Mordue par un serpent et rescapée d'un séisme, elle devient l'espoir turc de la boxe
SPORTS
8 min de lecture
Mordue par un serpent et rescapée d'un séisme, elle devient l'espoir turc de la boxeÀ 24 ans, la boxeuse turque Rabia Topuz a surmonté toutes sortes d'obstacles. Aujourd'hui, elle rêve de hisser le drapeau de son pays aux Jeux Olympiques de 2028. Son histoire révèle comment les tragédies peuvent être une source de motivation.
Rabia a commencé son parcours dans les arts martiaux, débutant avec le Muay Thai et le Wushu. / Others
20 juillet 2025

À Akcadag, un village du sud-est de la Turquie entouré de montagnes, Rabia Topuz, grande promesse de la boxe dans son pays, a découvert que l’amertume peut se transformer en la douceur de la force.

Aujourd’hui âgée de 24 ans, avec des titres prestigieux en boxe, des entraînements rigoureux et des études universitaires, Rabia est convaincue que les obstacles lui ont donné les anticorps nécessaires pour monter sur le ring et affronter, sans peur, n’importe quel adversaire.

Son enfance s’est déroulée entre de longues journées de récolte de fruits avec sa famille, dans une région reconnue pour sa tradition agricole. « Travailler sous le soleil, pendant des heures, m’a donné une force intérieure et une résistance qu’aucune salle de sport ne pourrait offrir », raconte Rabia à TRT Español. Mais ce ne serait pas le seul défi d’où elle tirerait sa force. Et, comparé à ce qui viendrait plus tard, cela semblerait insignifiant.

Des arts martiaux à l’amour pour la boxe

Rabia a commencé son parcours dans les arts martiaux, débutant avec le Muay Thai et le Wushu.

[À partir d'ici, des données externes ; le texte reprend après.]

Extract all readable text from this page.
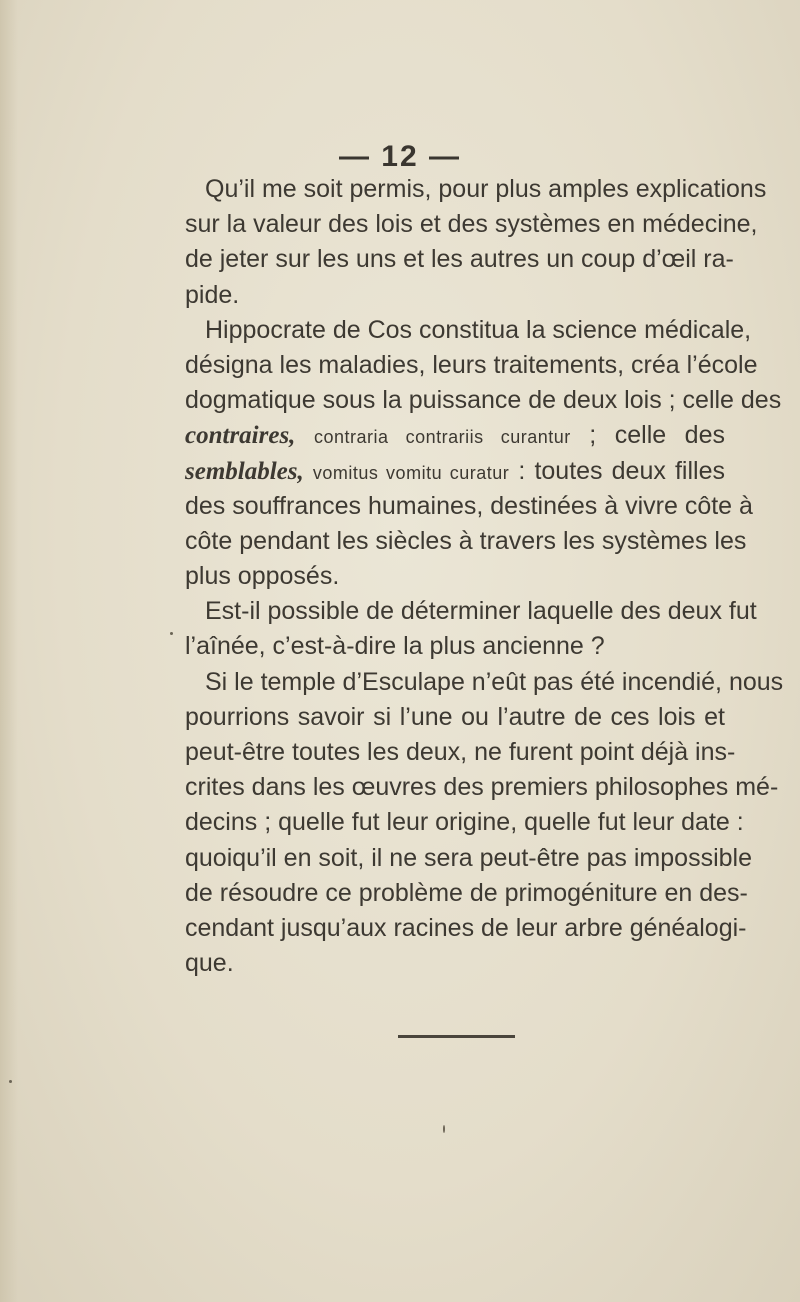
— 12 —
Qu’il me soit permis, pour plus amples explications
sur la valeur des lois et des systèmes en médecine,
de jeter sur les uns et les autres un coup d’œil ra-
pide.
Hippocrate de Cos constitua la science médicale,
désigna les maladies, leurs traitements, créa l’école
dogmatique sous la puissance de deux lois ; celle des
contraires, contraria contrariis curantur ; celle des
semblables, vomitus vomitu curatur : toutes deux filles
des souffrances humaines, destinées à vivre côte à
côte pendant les siècles à travers les systèmes les
plus opposés.
Est-il possible de déterminer laquelle des deux fut
l’aînée, c’est-à-dire la plus ancienne ?
Si le temple d’Esculape n’eût pas été incendié, nous
pourrions savoir si l’une ou l’autre de ces lois et
peut-être toutes les deux, ne furent point déjà ins-
crites dans les œuvres des premiers philosophes mé-
decins ; quelle fut leur origine, quelle fut leur date :
quoiqu’il en soit, il ne sera peut-être pas impossible
de résoudre ce problème de primogéniture en des-
cendant jusqu’aux racines de leur arbre généalogi-
que.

Dès son adolescence, elle a obtenu la troisième place nationale dans ces deux disciplines, montrant son potentiel compétitif.

Mais en 2016, elle a trouvé sa véritable vocation dans la boxe, inspirée par une amie proche et entraîneuse, Hatice Akbas, qui avait remporté le Championnat d’Europe de boxe junior. « Voir la victoire de Hatice m’a fait réaliser que ce chemin n’était pas aussi inaccessible que je le pensais », affirme Rabia, aujourd’hui membre du Fenerbahce Sports Club, l’une des institutions sportives les plus prestigieuses de la Turquie. « La boxe m’a attirée par sa discipline, son intensité, et parce qu’elle exige autant de concentration mentale que de force physique. »

Depuis, elle s’entraîne sans relâche sous la direction de l’entraîneur turc Kerem Akbas, qui est devenu non seulement son mentor mais aussi un « second père ». Leur alliance de huit ans l’a accompagnée à travers d’innombrables défis et triomphes, toujours avec une confiance inébranlable en elle.

« Akbas m’a aidée avec la technique, mais surtout, il a été un soutien mental et émotionnel fort », confie Rabia. « Dans les moments de fatigue ou de doute, il me rappelait de quoi j’étais capable et me disait qu’il voyait en moi une véritable championne, quelqu’un qui pourrait atteindre non seulement l’Europe mais aussi la scène olympique. »

Défis et médailles

Malgré un soutien solide et des progrès, le chemin de Rabia a été semé d’embûches. En tant que femme dans un sport dominé par les hommes, elle a affronté de nombreux défis, même au sein de sa communauté.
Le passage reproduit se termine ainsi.